江戸時代の「2.0」?
雑誌「BRUTUS」の9月15日号は水族館特集です。かわいいアザラシの写真が表紙で、思わず購入(何を隠そう、昔から水族館が大好きだったりします)。そこで今日は水族館の話・・・と思ったのですが、それよりも一番最後のページに載っていた「こんぴら参り」に関する話に興味を引かれました。
その記事(p.140の「みやげもん」)によると、江戸時代、四国の「こんぴらさん(金刀比羅宮)」にお参りすることが庶民の憧れとなり、遠路はるばる赴く人が後を絶たなかったとのこと。しかし現代のような交通機関が無かった時代で、当然ながら行きたくても行けない人がいたのだとか。そうした人たちはどうしたかというと、代理の人がお参りしてくれる「代参人」というシステムを利用したそうなのですが、中には飼い犬に初穂料と食費を持たせて代参させる場合まであったそうです。
そうした「代参犬」は「こんぴら狗(こんぴらいぬ)」と呼ばれ、こんぴらさんを目指す人々は彼らの世話をすることが恒例になっていたとのこと。調べてみると、他にも「船員たちが初穂を酒樽に入れ、『金毘羅大権現』の幟(のぼり)を立てて海に流し、それを見つけた沿岸の人たちがその樽を持ってこんぴらさんへ代参するという『こんぴら流し樽』という風習まであったのだとか(こちらのページから引用させていただきました)。どうやらこんぴら参りには、見知らぬ人(というより「見たこともない人」!)でも助け合い、共通の目的を達成しようという精神が息づいていたようです。
WEB2.0の時代になり、見知らぬ人と協力し合うということが普通に行われるようになりました。

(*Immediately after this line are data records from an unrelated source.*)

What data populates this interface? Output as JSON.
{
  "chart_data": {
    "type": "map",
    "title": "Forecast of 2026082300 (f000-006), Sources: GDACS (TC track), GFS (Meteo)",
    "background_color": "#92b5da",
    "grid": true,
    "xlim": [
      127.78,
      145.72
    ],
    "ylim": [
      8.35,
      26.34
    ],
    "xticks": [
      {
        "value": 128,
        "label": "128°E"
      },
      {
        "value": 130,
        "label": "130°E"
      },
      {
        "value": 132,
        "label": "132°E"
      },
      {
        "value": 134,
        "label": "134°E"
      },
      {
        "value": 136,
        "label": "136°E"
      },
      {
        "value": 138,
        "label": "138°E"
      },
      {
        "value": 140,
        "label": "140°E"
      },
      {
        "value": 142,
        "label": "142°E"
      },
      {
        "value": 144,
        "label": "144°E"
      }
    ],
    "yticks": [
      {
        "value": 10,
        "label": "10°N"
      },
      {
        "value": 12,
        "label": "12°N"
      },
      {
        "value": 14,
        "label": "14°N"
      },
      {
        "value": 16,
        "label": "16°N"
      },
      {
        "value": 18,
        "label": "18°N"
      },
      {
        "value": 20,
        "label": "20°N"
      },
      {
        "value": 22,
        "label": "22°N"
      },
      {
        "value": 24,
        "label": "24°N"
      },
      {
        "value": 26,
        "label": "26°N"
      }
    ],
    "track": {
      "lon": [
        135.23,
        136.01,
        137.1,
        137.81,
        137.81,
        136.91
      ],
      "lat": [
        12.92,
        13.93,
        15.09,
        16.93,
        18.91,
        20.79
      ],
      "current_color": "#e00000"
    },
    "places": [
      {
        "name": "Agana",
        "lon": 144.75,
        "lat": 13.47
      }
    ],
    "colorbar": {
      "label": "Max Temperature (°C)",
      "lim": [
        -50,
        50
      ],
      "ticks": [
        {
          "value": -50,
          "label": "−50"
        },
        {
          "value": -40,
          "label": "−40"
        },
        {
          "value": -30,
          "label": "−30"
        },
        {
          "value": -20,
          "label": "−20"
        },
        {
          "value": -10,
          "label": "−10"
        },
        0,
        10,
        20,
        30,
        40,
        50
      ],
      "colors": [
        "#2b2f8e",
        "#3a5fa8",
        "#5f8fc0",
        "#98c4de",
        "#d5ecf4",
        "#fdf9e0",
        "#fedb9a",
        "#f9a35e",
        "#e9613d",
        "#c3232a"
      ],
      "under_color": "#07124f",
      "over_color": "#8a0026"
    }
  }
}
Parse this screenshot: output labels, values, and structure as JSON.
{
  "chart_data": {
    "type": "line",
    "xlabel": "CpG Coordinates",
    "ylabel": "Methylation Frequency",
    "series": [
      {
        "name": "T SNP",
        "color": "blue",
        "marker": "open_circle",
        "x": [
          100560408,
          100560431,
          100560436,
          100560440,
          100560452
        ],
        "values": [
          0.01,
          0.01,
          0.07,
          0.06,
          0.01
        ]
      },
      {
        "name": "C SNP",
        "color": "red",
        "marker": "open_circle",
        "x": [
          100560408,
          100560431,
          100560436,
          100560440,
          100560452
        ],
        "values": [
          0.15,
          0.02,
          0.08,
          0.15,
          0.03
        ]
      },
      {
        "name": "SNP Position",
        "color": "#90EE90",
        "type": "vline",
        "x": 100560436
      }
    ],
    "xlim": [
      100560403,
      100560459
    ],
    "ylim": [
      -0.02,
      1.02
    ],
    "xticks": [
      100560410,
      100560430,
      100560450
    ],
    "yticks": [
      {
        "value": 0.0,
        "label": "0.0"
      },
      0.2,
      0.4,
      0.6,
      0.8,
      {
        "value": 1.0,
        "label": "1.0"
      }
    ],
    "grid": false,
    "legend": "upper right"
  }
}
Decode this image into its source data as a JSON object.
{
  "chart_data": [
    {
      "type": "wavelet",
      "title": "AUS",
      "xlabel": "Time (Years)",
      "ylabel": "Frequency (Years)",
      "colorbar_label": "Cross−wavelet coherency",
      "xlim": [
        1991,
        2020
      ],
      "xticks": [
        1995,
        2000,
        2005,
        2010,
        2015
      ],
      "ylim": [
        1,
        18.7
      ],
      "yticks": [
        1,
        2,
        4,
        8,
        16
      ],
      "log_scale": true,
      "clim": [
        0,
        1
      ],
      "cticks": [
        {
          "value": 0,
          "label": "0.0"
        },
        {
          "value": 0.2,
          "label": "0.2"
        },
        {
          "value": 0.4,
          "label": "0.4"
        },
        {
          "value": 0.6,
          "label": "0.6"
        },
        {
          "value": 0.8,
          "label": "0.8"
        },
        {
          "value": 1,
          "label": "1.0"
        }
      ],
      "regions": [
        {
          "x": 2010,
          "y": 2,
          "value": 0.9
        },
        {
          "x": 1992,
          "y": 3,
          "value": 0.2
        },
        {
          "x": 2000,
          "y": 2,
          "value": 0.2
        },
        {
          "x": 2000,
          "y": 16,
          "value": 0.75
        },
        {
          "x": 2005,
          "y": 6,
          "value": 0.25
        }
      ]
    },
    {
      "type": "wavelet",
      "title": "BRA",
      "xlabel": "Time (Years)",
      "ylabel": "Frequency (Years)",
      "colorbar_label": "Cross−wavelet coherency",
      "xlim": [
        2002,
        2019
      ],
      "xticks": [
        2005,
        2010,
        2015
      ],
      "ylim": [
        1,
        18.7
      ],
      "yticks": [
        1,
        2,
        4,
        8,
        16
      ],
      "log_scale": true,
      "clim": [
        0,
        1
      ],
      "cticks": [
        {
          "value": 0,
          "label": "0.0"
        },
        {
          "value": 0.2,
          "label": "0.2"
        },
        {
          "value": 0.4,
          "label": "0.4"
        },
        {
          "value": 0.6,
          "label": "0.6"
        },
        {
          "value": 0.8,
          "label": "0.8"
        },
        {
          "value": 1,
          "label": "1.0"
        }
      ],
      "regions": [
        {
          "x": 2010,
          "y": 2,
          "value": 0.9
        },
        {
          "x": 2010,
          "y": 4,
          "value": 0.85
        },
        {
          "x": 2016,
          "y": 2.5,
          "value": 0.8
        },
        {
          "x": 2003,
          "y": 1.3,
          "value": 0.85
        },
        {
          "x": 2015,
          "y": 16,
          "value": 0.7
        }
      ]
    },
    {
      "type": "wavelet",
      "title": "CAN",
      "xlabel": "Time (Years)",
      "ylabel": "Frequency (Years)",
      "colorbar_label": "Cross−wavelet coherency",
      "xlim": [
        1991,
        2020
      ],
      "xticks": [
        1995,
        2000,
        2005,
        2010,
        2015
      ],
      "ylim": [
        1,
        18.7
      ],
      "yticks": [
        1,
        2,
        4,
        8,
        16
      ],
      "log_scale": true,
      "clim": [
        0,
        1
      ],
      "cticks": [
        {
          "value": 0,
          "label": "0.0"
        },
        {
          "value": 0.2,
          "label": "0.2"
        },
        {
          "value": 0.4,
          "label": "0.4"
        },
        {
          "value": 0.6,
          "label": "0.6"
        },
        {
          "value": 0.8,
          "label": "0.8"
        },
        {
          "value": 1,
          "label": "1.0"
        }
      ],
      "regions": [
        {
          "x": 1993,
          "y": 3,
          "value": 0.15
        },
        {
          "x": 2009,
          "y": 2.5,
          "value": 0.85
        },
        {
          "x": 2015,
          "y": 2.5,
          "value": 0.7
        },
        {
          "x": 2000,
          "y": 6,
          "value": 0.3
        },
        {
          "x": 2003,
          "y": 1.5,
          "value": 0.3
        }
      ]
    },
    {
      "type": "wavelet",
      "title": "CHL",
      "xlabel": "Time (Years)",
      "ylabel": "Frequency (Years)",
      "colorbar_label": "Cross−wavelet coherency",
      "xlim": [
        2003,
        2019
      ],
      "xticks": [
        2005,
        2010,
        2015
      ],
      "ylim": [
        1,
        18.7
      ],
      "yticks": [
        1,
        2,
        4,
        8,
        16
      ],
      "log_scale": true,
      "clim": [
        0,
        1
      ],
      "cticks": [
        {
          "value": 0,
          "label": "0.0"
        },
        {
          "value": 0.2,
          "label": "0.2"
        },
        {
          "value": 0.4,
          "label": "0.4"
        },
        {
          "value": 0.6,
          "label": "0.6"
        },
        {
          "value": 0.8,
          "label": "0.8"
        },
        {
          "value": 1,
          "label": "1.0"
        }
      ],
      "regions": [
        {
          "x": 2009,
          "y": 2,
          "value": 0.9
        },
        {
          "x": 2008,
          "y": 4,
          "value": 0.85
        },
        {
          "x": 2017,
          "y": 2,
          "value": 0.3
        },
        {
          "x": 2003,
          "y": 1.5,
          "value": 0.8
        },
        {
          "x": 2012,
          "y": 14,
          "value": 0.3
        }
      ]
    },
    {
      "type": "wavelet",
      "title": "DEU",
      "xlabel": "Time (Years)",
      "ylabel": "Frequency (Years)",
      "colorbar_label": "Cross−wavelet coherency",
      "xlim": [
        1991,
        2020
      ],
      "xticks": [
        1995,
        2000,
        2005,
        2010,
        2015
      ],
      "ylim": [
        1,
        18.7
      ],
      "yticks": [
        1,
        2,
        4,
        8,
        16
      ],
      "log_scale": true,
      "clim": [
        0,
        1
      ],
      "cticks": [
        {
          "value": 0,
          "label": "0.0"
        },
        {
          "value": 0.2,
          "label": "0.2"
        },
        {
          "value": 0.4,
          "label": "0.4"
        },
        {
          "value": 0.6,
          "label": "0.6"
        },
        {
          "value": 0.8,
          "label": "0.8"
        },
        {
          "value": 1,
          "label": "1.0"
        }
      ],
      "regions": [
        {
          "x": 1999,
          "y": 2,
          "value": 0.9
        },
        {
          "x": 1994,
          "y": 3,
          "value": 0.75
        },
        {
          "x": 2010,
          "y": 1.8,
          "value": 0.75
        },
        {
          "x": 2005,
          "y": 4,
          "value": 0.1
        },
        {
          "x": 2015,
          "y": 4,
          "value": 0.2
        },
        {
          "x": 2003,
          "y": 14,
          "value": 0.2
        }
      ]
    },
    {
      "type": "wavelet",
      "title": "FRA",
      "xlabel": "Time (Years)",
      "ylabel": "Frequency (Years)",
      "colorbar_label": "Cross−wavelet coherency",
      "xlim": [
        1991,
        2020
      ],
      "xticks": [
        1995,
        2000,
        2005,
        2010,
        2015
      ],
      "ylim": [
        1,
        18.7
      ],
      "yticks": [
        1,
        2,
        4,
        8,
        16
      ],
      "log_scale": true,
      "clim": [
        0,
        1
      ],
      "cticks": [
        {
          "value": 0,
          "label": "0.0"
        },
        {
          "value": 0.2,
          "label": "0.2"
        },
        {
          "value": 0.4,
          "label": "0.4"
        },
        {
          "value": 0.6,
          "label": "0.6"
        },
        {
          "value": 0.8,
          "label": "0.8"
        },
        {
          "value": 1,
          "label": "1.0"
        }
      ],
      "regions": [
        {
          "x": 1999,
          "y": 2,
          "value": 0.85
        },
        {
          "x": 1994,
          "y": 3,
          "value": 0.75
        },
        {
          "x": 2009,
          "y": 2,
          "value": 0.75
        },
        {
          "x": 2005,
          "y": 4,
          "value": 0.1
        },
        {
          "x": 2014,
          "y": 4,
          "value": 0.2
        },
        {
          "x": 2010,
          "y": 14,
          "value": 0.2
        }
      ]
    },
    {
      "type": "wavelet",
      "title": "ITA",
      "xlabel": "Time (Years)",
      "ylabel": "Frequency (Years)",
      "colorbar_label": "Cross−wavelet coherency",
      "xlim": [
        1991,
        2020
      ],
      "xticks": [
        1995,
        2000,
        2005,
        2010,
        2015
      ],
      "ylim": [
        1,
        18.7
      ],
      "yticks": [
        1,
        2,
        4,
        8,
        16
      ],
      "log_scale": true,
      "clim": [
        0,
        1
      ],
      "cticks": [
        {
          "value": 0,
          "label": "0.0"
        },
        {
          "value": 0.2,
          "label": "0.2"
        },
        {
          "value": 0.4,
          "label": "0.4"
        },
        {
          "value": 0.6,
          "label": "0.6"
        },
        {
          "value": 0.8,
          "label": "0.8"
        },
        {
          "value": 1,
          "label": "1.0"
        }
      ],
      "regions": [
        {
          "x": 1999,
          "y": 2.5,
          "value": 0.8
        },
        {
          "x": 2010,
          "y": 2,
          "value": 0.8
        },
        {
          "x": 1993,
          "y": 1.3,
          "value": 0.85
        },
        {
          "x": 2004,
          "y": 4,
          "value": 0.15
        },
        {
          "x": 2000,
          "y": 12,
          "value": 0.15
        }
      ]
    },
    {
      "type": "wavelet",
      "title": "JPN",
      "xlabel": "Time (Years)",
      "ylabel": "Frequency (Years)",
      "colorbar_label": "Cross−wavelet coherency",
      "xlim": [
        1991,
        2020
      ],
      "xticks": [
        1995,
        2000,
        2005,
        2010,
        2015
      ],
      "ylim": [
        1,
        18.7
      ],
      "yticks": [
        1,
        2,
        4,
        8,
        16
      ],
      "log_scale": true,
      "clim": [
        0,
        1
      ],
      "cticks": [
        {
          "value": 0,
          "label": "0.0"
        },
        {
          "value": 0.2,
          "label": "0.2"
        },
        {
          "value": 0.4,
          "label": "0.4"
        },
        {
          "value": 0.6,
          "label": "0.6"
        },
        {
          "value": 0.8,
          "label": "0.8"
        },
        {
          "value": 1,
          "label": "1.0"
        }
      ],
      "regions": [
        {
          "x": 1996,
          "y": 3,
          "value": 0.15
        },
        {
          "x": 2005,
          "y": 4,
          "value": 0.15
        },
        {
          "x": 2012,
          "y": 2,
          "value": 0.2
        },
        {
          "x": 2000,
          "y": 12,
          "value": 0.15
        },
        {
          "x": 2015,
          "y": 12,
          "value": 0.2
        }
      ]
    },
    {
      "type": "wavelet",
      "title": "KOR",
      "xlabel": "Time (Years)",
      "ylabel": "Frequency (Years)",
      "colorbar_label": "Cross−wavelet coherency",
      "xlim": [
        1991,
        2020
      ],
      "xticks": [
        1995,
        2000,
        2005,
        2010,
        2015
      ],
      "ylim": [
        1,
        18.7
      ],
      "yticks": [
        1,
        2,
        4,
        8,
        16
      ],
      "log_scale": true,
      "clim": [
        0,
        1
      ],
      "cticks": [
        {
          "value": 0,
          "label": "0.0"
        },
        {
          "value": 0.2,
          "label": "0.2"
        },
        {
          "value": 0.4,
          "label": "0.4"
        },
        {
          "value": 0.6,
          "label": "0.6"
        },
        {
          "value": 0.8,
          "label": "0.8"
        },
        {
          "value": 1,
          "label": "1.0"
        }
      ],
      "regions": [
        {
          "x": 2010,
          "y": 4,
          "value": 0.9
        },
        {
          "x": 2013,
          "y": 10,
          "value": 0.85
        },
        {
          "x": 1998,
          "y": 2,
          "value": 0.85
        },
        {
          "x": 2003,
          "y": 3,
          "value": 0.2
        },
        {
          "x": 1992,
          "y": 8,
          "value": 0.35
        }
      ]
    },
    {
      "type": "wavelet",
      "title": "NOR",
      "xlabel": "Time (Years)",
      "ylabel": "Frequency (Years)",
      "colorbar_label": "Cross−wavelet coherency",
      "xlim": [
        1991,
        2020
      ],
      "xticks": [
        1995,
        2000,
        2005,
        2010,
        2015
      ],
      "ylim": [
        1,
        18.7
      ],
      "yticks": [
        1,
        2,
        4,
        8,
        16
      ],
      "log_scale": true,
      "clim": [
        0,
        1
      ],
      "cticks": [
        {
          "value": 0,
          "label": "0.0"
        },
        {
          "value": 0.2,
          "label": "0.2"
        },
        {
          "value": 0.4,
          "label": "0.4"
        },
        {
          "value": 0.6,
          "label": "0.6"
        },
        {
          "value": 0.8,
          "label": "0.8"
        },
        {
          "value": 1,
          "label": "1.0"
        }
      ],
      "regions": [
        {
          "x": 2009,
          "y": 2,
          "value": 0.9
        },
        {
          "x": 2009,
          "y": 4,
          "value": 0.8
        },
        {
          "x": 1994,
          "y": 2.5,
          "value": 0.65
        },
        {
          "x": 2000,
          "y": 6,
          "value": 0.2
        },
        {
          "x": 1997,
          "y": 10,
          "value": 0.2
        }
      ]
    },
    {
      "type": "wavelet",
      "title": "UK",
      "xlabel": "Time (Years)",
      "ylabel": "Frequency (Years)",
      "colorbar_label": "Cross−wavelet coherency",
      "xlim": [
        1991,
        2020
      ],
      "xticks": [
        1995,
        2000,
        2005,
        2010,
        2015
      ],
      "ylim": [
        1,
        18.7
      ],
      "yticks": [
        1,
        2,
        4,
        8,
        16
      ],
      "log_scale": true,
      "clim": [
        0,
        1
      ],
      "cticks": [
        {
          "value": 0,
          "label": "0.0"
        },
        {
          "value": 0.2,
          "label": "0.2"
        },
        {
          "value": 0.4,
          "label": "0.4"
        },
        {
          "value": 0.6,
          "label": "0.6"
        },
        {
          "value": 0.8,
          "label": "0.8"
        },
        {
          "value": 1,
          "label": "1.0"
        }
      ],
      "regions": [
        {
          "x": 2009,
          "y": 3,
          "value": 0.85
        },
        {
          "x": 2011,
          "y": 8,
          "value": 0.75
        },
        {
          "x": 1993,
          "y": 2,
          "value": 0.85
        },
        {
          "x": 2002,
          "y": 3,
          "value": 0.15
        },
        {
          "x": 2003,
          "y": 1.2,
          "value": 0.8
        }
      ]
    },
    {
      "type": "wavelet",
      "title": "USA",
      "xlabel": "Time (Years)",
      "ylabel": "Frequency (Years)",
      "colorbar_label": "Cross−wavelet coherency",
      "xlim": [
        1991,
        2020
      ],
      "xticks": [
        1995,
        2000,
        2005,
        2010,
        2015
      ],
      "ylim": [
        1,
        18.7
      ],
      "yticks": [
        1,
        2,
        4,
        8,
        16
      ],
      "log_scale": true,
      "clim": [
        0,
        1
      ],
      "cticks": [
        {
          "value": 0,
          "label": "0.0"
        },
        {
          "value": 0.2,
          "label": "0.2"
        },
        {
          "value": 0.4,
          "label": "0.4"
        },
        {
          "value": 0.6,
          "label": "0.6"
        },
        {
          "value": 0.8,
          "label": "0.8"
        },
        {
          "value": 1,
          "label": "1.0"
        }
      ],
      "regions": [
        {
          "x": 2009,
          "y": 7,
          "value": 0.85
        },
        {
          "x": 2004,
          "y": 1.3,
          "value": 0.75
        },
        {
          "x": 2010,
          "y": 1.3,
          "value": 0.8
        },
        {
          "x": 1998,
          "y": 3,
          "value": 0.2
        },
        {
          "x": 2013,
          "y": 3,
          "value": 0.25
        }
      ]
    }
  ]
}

表面的な事象だけを見ていると、いかにもWEBアプリケーションがそんな協力・参加といったものを促しているように感じられます。しかし実際には、「こんぴら狗」「こんぴら流し樽」が示しているように、人々は協力が必要とされれば、そこにシステムを作ることができる生き物なのかもしれません。その意味で、旅人の善意が可能にする「こんぴら狗」というシステムは、江戸時代の「2.0」であると勝手に認定してしまいます。
現在はちょっとお休みがあれば、日本全国どこへでも簡単に出かけていけるようになりました。しかしその「ちょっとのお休み」を取るのが難しかったりするんですよね。代参人のようなシステムをネットで実現したら、意外に利用する人は多いのではないでしょうか(あるいはこんぴら参りする人・したい人や、彼らのための宿や旅行ガイドを提供する人々で構成された「こんぴらSNS」とか)。さすがに愛犬を旅に出すのは問題ですから、「こんぴら狗2.0」は無理かもしれませんが・・・。